故障で野球の夢を諦めざるを得なくなった男子高校生が、高校の生徒会のハチャメチャな活動を通じてセカンドキャリアを見つけていく物語。まだまだ読みたかったのですが、残念ながら完結です。

学校というと、「いじめ」と呼ばれる暴力や教員の過酷な労働環境等、現実には必ずしも楽園ではないのだけれど、色々なキラキラが詰まった場所であることもまた事実。本作は本当に丁寧に、学校と、そこで頑張る高校生活のポジティブな面を描いてきた作品でした。
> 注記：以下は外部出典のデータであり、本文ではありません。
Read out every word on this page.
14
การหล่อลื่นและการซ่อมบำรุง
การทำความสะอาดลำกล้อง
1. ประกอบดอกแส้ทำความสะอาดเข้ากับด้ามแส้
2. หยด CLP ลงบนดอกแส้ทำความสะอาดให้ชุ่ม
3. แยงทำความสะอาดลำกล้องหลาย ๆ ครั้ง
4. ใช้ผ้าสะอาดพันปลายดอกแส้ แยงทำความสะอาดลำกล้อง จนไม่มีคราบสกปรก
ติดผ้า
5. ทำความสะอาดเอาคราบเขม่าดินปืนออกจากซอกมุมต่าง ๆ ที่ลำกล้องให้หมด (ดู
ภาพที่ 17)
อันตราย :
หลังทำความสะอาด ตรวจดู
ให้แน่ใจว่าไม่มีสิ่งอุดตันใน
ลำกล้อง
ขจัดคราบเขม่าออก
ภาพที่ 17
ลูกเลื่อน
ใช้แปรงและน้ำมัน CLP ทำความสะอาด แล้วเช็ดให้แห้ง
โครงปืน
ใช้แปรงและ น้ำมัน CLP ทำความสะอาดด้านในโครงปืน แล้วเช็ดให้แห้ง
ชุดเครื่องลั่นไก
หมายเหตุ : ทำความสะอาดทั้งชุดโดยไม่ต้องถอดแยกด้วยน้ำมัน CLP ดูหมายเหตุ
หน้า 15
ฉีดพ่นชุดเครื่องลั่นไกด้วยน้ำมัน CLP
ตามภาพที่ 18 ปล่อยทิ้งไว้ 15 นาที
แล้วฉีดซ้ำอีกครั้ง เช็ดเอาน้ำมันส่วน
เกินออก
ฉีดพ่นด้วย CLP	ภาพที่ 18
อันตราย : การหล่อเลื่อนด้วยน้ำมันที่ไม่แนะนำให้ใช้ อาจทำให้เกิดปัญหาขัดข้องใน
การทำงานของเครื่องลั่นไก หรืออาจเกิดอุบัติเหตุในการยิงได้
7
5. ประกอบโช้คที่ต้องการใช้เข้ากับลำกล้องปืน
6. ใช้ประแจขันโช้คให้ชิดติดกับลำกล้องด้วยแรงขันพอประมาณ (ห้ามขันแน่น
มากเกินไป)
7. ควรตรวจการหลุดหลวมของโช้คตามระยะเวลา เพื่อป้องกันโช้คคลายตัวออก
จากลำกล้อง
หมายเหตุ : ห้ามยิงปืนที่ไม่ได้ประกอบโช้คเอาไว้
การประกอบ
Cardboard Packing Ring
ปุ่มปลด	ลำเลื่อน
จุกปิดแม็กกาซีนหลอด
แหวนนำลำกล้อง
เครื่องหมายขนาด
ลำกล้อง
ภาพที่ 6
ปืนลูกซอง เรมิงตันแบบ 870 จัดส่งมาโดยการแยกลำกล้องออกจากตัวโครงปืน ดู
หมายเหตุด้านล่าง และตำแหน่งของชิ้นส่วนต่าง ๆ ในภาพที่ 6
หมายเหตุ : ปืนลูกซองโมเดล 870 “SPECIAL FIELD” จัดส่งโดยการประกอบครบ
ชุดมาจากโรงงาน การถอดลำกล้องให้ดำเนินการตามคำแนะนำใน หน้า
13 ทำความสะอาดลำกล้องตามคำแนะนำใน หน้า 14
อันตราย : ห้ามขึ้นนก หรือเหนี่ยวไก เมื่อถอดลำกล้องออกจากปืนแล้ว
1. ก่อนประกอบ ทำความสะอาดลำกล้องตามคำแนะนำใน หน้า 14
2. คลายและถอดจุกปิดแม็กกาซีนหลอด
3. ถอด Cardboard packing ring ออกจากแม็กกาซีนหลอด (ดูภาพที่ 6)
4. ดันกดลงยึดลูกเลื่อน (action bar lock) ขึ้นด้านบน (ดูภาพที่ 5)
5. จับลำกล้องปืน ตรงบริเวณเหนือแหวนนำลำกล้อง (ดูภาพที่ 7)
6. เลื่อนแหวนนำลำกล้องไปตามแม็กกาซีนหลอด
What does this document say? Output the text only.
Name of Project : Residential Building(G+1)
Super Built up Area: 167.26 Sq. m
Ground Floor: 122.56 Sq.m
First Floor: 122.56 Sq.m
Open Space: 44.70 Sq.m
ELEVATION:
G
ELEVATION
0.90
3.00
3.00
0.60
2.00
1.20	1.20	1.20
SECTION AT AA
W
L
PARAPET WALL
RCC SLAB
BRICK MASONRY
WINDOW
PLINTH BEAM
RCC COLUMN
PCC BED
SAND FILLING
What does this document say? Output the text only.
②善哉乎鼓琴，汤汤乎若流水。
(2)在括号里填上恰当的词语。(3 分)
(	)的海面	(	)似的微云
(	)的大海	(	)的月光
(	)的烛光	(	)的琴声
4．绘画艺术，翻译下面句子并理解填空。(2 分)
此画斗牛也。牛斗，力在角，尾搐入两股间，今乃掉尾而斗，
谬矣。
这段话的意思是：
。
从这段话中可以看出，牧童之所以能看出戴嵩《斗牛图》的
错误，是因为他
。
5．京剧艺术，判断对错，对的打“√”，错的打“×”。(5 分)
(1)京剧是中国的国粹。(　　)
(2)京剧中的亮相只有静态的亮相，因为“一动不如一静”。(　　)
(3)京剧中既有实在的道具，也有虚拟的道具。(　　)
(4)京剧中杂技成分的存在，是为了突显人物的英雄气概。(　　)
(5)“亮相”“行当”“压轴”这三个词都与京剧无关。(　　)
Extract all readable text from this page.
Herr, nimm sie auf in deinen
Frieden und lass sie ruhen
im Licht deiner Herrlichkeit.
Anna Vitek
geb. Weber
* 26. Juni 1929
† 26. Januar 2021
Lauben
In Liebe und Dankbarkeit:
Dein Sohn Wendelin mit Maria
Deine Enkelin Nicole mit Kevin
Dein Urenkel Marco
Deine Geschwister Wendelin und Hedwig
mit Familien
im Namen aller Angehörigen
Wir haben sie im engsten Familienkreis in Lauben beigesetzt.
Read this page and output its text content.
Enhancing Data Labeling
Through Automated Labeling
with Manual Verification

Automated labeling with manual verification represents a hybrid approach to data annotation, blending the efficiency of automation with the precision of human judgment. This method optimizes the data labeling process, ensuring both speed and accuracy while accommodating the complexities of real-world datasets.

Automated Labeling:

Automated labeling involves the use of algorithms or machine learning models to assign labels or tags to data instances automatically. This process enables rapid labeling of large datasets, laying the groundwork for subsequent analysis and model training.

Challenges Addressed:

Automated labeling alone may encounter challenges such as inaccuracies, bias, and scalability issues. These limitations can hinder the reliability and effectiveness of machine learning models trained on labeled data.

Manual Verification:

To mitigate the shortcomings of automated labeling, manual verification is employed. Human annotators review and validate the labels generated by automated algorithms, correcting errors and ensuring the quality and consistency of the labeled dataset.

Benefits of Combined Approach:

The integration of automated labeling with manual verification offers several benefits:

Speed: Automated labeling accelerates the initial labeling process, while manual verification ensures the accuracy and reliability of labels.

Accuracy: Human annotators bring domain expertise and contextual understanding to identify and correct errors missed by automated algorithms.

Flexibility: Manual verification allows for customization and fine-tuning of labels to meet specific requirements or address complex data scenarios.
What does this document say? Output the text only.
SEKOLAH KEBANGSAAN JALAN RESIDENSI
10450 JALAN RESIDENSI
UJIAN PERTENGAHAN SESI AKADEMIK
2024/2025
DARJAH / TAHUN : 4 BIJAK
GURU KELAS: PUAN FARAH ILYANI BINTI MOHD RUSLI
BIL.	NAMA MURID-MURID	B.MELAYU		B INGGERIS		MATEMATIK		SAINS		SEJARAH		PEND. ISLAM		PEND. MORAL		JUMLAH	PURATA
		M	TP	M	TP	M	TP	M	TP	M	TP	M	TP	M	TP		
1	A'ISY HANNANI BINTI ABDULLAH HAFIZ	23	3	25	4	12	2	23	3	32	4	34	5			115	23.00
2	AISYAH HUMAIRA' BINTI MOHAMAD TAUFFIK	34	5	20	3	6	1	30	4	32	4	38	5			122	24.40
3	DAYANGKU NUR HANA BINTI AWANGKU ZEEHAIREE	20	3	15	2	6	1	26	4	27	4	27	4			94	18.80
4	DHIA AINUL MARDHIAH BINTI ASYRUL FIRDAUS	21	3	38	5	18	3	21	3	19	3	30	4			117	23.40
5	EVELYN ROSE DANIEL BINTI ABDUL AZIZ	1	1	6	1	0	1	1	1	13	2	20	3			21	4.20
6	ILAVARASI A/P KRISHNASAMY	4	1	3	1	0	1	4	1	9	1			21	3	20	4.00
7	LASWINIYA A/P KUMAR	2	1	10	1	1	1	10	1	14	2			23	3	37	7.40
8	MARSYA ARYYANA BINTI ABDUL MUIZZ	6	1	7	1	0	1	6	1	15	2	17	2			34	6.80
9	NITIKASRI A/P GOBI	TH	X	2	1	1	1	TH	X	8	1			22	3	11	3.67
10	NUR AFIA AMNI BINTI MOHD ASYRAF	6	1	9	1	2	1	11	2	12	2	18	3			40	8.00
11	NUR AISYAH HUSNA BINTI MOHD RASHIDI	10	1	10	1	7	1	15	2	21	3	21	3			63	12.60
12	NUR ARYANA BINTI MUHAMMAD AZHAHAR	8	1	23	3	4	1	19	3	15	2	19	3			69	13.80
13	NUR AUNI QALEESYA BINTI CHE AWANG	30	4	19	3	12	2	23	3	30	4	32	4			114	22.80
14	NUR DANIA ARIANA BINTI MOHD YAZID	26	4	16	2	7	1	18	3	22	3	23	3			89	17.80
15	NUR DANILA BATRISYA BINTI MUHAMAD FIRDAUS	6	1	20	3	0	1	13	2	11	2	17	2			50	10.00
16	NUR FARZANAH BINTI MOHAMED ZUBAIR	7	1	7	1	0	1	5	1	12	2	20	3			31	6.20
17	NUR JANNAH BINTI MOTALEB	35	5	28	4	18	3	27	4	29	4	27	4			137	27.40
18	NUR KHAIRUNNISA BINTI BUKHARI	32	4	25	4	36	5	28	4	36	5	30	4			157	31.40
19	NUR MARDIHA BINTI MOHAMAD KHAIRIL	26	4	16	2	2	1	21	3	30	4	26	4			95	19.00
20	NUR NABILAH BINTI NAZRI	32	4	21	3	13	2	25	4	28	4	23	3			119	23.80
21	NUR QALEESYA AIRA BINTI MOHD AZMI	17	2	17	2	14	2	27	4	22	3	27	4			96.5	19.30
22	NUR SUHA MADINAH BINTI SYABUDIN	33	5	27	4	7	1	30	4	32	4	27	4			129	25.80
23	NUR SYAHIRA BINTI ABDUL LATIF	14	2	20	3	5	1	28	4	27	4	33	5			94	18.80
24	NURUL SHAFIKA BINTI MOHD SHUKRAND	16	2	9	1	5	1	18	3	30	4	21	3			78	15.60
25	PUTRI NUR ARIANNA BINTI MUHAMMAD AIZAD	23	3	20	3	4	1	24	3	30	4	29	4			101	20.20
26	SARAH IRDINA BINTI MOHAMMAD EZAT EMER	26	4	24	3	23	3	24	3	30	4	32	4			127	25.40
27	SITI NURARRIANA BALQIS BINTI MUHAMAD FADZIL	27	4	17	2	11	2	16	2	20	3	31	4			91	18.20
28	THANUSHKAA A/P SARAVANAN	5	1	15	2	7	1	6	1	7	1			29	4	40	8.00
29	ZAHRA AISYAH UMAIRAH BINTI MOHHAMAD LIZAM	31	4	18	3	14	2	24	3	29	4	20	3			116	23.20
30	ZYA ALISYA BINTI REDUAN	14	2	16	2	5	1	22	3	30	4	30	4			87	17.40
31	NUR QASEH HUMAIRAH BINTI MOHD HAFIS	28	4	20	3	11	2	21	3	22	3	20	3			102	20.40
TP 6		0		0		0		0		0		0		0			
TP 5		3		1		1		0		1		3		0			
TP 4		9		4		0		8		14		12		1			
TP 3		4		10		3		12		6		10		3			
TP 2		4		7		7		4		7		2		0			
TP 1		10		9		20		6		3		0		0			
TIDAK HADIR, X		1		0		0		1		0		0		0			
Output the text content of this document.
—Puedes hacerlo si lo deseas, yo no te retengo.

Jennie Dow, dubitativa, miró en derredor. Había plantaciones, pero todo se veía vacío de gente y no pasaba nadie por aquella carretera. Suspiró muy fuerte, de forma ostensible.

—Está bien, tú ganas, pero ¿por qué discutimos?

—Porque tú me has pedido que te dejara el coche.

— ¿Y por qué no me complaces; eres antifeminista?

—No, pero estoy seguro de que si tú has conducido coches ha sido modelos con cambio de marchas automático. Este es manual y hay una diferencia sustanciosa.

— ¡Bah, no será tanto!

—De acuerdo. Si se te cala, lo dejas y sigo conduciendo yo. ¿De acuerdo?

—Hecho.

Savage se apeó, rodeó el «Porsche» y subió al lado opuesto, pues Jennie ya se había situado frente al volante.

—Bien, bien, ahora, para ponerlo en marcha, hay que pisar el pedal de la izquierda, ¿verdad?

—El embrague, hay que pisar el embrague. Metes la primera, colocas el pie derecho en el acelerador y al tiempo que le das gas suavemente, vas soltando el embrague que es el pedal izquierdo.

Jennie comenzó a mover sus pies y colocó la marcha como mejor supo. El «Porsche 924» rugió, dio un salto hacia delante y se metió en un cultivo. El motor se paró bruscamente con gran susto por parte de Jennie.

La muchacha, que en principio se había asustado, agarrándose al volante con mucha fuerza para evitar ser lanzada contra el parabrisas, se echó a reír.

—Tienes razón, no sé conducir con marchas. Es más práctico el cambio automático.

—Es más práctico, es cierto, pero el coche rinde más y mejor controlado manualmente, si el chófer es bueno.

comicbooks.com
相田先生は本作が商業連載2本目なんですが、1作目の『Gunslinger girl』と同じく「取材に基づいて緻密に設定された舞台の上で」「残酷な運命に挫折して傷ついた人たちが立ち直っていく過程を丁寧に描く」という部分が共通していて、それが作品世界への没入感と登場人物への共感につながるのかなと思ったりしました。次回作はどんな作品になるのでしょうか?楽しみです。

「普通の」学生生活を描いた作品として、とてもよくできている作品です。登場人物同士が関わり合いの中で人間的に成長していく様子が丁寧に描かれていて、心が洗われるようです。個人的に大変オススメな作品です。